Negative-Option and Trial Offer Controls
ALRs may offer discounted trial stays or introductory rates. Under the Junk Fee Regulations, residents must receive written notice of when charges will begin if the term is not canceled. For negative-option terms exceeding 31 days (e.g., month-to-month residency after an incentive period), ALRs must provide reminder notices five to 30 days before charging for upcoming services. Cancellation must be as simple as the enrollment method.
Civil Liability Exposure
The ALR-Specific Regulations and Junk Fee Regulations incorporate by reference Consumer Protection Act civil liability exposure. The AG may bring enforcement actions seeking injunctive relief, civil penalties, restitution, and disgorgement. The AG’s $4 million settlement agreement with a long term care provider in 2024 demonstrates the AG’s intent to pursue enforcement in the senior living industry. The Consumer Protection Act also provides a private right of action for people who suffer losses from unfair or deceptive practices. Prevailing plaintiffs may recover actual or trebled damages and attorneys’ fees. Given these broad obligations, ALR operators face potential exposure on multiple fronts: AG enforcement, class actions, and individual claims.
Key Takeaways
To avoid civil liability under the Consumer Protection Act, ALR operators should take the following steps to comply with the ALR-Specific Regulations and Junk Fee Regulations:
Audit residency agreements. Ensure that residency agreements include clear disclosures of arbitration provisions, automatic fee increases, eviction standards, and security deposit limits.
Train staff. Educate sales counselors, admissions teams, and billing personnel on disclosure and transparency requirements, including the obligation to inform residents of their rights and to furnish residents with copies of the ALR-Specific Regulations.
Implement billing compliance.

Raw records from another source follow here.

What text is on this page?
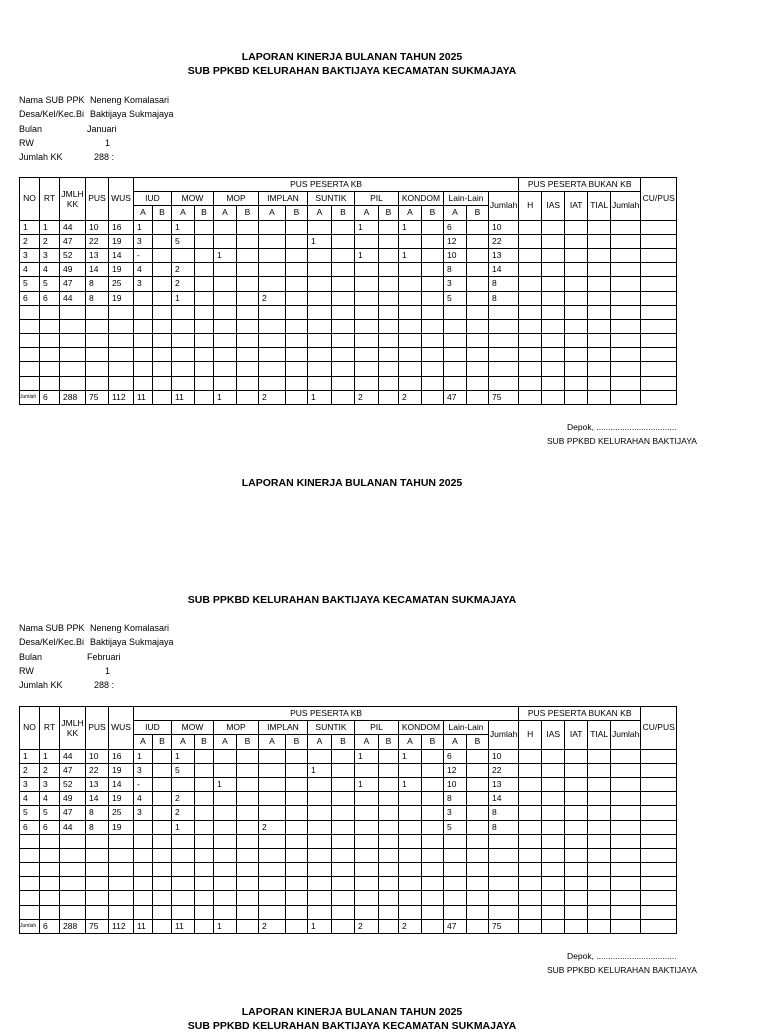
LAPORAN KINERJA BULANAN TAHUN 2025
SUB PPKBD KELURAHAN BAKTIJAYA KECAMATAN SUKMAJAYA
LAPORAN KINERJA BULANAN TAHUN 2025
SUB PPKBD KELURAHAN BAKTIJAYA KECAMATAN SUKMAJAYA
LAPORAN KINERJA BULANAN TAHUN 2025
SUB PPKBD KELURAHAN BAKTIJAYA KECAMATAN SUKMAJAYA
Nama SUB PPK Neneng Komalasari
Desa/Kel/Kec.Bi Baktijaya Sukmajaya
Bulan	Januari
RW	1
Jumlah KK	288 :
Nama SUB PPK Neneng Komalasari
Desa/Kel/Kec.Bi Baktijaya Sukmajaya
Bulan	Februari
RW	1
Jumlah KK	288 :
NO	RT	JMLH KK	PUS	WUS	PUS PESERTA KB																	PUS PESERTA BUKAN KB					CU/PUS
					IUD		MOW		MOP		IMPLAN		SUNTIK		PIL		KONDOM		Lain-Lain		Jumlah	H	IAS	IAT	TIAL	Jumlah	
					A	B	A	B	A	B	A	B	A	B	A	B	A	B	A	B							
1	1	44	10	16	1		1								1		1		6		10						
2	2	47	22	19	3		5						1						12		22						
3	3	52	13	14	-				1						1		1		10		13						
4	4	49	14	19	4		2												8		14						
5	5	47	8	25	3		2												3		8						
6	6	44	8	19			1				2								5		8						

Jumlah	6	288	75	112	11		11		1		2		1		2		2		47		75						
NO	RT	JMLH KK	PUS	WUS	PUS PESERTA KB																	PUS PESERTA BUKAN KB					CU/PUS
					IUD		MOW		MOP		IMPLAN		SUNTIK		PIL		KONDOM		Lain-Lain		Jumlah	H	IAS	IAT	TIAL	Jumlah	
					A	B	A	B	A	B	A	B	A	B	A	B	A	B	A	B							
1	1	44	10	16	1		1								1		1		6		10						
2	2	47	22	19	3		5						1						12		22						
3	3	52	13	14	-				1						1		1		10		13						
4	4	49	14	19	4		2												8		14						
5	5	47	8	25	3		2												3		8						
6	6	44	8	19			1				2								5		8						

Jumlah	6	288	75	112	11		11		1		2		1		2		2		47		75						
Depok, ..................................
SUB PPKBD KELURAHAN BAKTIJAYA
Depok, ..................................
SUB PPKBD KELURAHAN BAKTIJAYA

Clearly itemize all fees, ensure no charges are imposed for unrequested services, and build in the 60-day notice requirement for price increases.
Map every fee. Compile a master list of all amounts charged to residents or responsible parties and verify that the Total Price is displayed most prominently in all marketing and disclosures.
Audit marketing materials. Update websites, brochures, and tour packets so the Total Price is front-and-center before collecting any personal information from prospective residents.
Review of negative-option practices. Ensure agreements covering trial stays include proper written disclosures and that cancellation of trial stays or negative option contracts is simple and accessible.